Recherche en prévention de la radicalisation

Partage d’expertise avec une université du Burkina Faso

La professeure Justine Coulidiati participait également au tournage d’une capsule vidéo avec David Morin, professeur à l’École de politique appliquée et cotitulaire de la Chaire UNESCO-PREV
La professeure Justine Coulidiati participait également au tournage d’une capsule vidéo avec David Morin, professeur à l’École de politique appliquée et cotitulaire de la Chaire UNESCO-PREV
Photo : Fournie

Depuis son lancement en 2018, la Chaire UNESCO-PREV agit comme pôle de recherche en matière de prévention primaire, secondaire et tertiaire de la radicalisation et de l’extrémisme violents.

Pour ce faire, elle assure, entre autres, une collaboration étroite entre les chercheurs et les communautés de pratique. Elle a parmi ses objectifs d’identifier, de mettre en réseau et d’améliorer la coopération entre les pôles et structures d'expertise et les communautés de pratique en matière de prévention de la radicalisation, au Canada et à l'international.

C’est dans cette optique qu’elle compte parmi ses partenaires certains établissements en Afrique. Ainsi, en janvier 2020, l’Université de Sherbrooke a eu le plaisir d’accueillir pendant une semaine la professeure-chercheuse Justine Coulidiati qui enseigne en éducation à l’Université de Ouaga II au Burkina Faso et qui est notamment spécialiste en la prévention de l’extrémisme violent.
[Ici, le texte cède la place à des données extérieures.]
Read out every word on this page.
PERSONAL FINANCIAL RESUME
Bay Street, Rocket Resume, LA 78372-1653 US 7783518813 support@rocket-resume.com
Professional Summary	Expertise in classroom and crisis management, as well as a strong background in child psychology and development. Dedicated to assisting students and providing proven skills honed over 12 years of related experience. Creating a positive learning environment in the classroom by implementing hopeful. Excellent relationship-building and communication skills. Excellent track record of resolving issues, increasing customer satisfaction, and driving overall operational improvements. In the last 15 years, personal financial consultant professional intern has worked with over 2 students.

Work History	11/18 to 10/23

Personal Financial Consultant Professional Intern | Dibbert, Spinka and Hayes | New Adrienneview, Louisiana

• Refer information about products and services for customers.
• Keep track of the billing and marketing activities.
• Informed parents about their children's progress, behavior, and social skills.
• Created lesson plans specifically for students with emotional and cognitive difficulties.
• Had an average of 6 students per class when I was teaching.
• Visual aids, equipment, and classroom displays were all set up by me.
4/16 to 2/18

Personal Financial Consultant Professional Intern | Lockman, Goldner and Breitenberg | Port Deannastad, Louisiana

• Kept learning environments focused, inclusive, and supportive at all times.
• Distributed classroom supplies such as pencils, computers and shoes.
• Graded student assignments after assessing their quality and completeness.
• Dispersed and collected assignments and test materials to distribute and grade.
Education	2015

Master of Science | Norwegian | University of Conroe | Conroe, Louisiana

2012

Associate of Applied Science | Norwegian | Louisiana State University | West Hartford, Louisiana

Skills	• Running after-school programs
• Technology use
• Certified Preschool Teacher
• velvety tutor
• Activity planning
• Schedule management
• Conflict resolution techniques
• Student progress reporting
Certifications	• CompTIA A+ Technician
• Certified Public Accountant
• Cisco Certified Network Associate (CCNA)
La place de l’éducation et des femmes dans la prévention

Pour la chercheuse, la question est sans équivoque : l’éducation est la base fondamentale pour contrer de façon durable l’extrémisme violent.

L’éducation est le moyen par excellence pour contrer la pauvreté, changer les perspectives des populations et transformer structurellement nos sociétés. C’est seulement après avoir mis fin au cercle vicieux de la pauvreté et de l’ignorance grâce à l’éducation que nous retrouverons le chemin de la paix et de la prospérité.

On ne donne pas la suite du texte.